Verzoekster is een in TUR gevestigd transportbedrijf. Zij vervoert goederen over de weg van TUR naar de EU, met name DUI. Bij een inspectie door de belastingdienst (verweerster) aan de grens HON/ROE op 30-03-2015 van een vrachtwagencombinatie van verzoekster werd geconstateerd dat de doorvoervergunning weliswaar in orde was maar dat het zegel dat bewijst dat de in HON wettelijk verschuldigde motorrijtuigenbelasting is betaald daarop ontbrak. Verzoekster moet alsnog betalen plus fiscale sanctie plus een bestuurlijke boete. Bezwaar wordt niet gehonoreerd (13-05-2015) waarop verzoekster in beroep gaat bij de verwijzende rechter. Zij stelt dat de HON wet niet verenigbaar is met besluit 1/95 (het opheffen van in- en uitvoerrechten en heffingen van gelijke werking, zoals een douanerecht, en het afzien van nieuw invoeren van dergelijke rechten). Verzoekster meent dat motorrijtuigenbelasting als heffing van gelijke werking als een douanerecht kan gelden. Betaling in HON wordt enkel geëist voor buiten de EU geregistreerde voertuigen. De heffing heeft marktbeschermende effecten zodat sprake is van beperking van het vrij verkeer van goederen. Verweerster wijst op de gedeelde bevoegdheid in VWEU artikel 4 zodat HON zelf voorschriften kan vastleggen en toepassen. Motorrijtuigenbelasting wordt geheven in het kader van internationaal vervoer zodat die niet als douanerecht of heffing van gelijke werking kan worden aangemerkt. Op grond van Vo. 1072/2009 heeft HON met TUR een bilaterale vervoerovereenkomst gesloten.

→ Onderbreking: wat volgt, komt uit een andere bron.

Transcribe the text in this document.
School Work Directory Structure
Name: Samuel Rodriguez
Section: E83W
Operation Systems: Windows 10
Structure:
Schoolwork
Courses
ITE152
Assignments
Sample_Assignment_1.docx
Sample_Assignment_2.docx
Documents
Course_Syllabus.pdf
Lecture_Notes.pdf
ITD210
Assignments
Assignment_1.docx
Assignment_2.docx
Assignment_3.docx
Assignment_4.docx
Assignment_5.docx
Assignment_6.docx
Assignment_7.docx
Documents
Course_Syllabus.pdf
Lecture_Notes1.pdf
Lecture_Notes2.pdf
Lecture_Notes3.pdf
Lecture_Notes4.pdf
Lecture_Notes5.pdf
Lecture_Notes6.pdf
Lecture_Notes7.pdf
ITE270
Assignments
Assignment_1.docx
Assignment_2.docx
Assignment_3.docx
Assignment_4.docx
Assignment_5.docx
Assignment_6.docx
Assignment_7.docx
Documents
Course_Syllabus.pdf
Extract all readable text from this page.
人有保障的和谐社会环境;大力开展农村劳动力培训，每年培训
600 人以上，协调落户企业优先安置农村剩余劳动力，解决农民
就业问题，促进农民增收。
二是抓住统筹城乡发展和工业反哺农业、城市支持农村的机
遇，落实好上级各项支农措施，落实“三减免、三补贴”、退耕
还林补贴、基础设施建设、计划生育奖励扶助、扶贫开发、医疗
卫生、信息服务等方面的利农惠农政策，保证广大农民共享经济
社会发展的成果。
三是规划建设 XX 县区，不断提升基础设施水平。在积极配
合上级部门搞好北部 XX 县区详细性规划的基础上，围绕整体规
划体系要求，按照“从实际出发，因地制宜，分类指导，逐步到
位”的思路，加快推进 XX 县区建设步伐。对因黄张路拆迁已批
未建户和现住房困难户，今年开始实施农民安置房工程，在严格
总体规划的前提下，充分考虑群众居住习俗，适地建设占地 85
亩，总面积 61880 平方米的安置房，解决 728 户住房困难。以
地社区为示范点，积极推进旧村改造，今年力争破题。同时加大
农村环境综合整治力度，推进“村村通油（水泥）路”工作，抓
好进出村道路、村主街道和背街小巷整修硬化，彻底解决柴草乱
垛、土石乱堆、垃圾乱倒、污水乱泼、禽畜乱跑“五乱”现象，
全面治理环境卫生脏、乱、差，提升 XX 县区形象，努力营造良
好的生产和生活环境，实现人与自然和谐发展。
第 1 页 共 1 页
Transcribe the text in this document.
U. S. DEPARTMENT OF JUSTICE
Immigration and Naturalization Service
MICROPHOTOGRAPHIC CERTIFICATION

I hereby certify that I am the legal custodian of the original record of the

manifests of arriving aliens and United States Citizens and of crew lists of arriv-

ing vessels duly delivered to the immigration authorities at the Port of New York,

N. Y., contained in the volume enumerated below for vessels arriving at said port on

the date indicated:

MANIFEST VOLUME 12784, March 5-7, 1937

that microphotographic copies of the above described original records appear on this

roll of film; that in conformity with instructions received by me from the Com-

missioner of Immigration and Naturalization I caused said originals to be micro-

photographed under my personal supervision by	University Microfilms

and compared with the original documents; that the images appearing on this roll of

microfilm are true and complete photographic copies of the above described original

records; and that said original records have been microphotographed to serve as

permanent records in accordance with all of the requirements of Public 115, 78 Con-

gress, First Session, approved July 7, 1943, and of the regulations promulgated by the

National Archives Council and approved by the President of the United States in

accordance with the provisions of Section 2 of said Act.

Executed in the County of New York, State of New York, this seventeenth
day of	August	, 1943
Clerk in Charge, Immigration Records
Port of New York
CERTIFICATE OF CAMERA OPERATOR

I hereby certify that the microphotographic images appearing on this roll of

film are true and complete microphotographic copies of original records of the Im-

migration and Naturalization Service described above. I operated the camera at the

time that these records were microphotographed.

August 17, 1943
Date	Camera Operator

De verwijzende HON rechter wenst te vernemen of motorrijtuigenbelasting als een heffing van gelijke werking wordt beschouwd. Hoofdkenmerk daarvan is dat die heffingen (in)direct worden geheven op geïmporteerde goederen terwijl belastingen op zowel geïmporteerde als binnenlandse goederen worden geheven. In de HON wet is bepaald dat in andere EULS gevestigde transportbedrijven geen motorrijtuigenbelasting hoeven te betalen. Indien het om een maatregel van gelijke werking gaat dan vraagt de verwijzende rechter zich af of er redenen van verkeersveiligheid en rechtshandhaving kunnen worden aangevoerd en of de belasting dan proportioneel is. Daarnaast zou sprake kunnen zijn van discriminatie van TUR transportbedrijven en is HON bevoegd om op grond van Vo. 1072/2009 (en RL 1999/62) het in VWEU artikel 4 genoemde onderwerp anders te regelen door middel van een bilaterale overeenkomst. Hij legt de volgende vragen voor aan het HvJEU:
1) Moet artikel 4 van besluit nr. 1/95 van de Associatieraad EG-Turkije aldus worden uitgelegd dat een belasting als in de Hongaarse wet op de motorrijtuigenbelasting, die krachtens die wet op een voor goederenvervoer bestemd en gebruikt en door een Turks transportbedrijf geëxploiteerd voertuig met Turks kenteken wordt geheven omdat het voertuig de Hongaarse grens overschrijdt om, vanuit Turkije en via Hongarije als lidstaat van doorvoer, een andere lidstaat te bereiken, een heffing van gelijke werking als een douanerecht is en zich dus niet verdraagt met dat artikel?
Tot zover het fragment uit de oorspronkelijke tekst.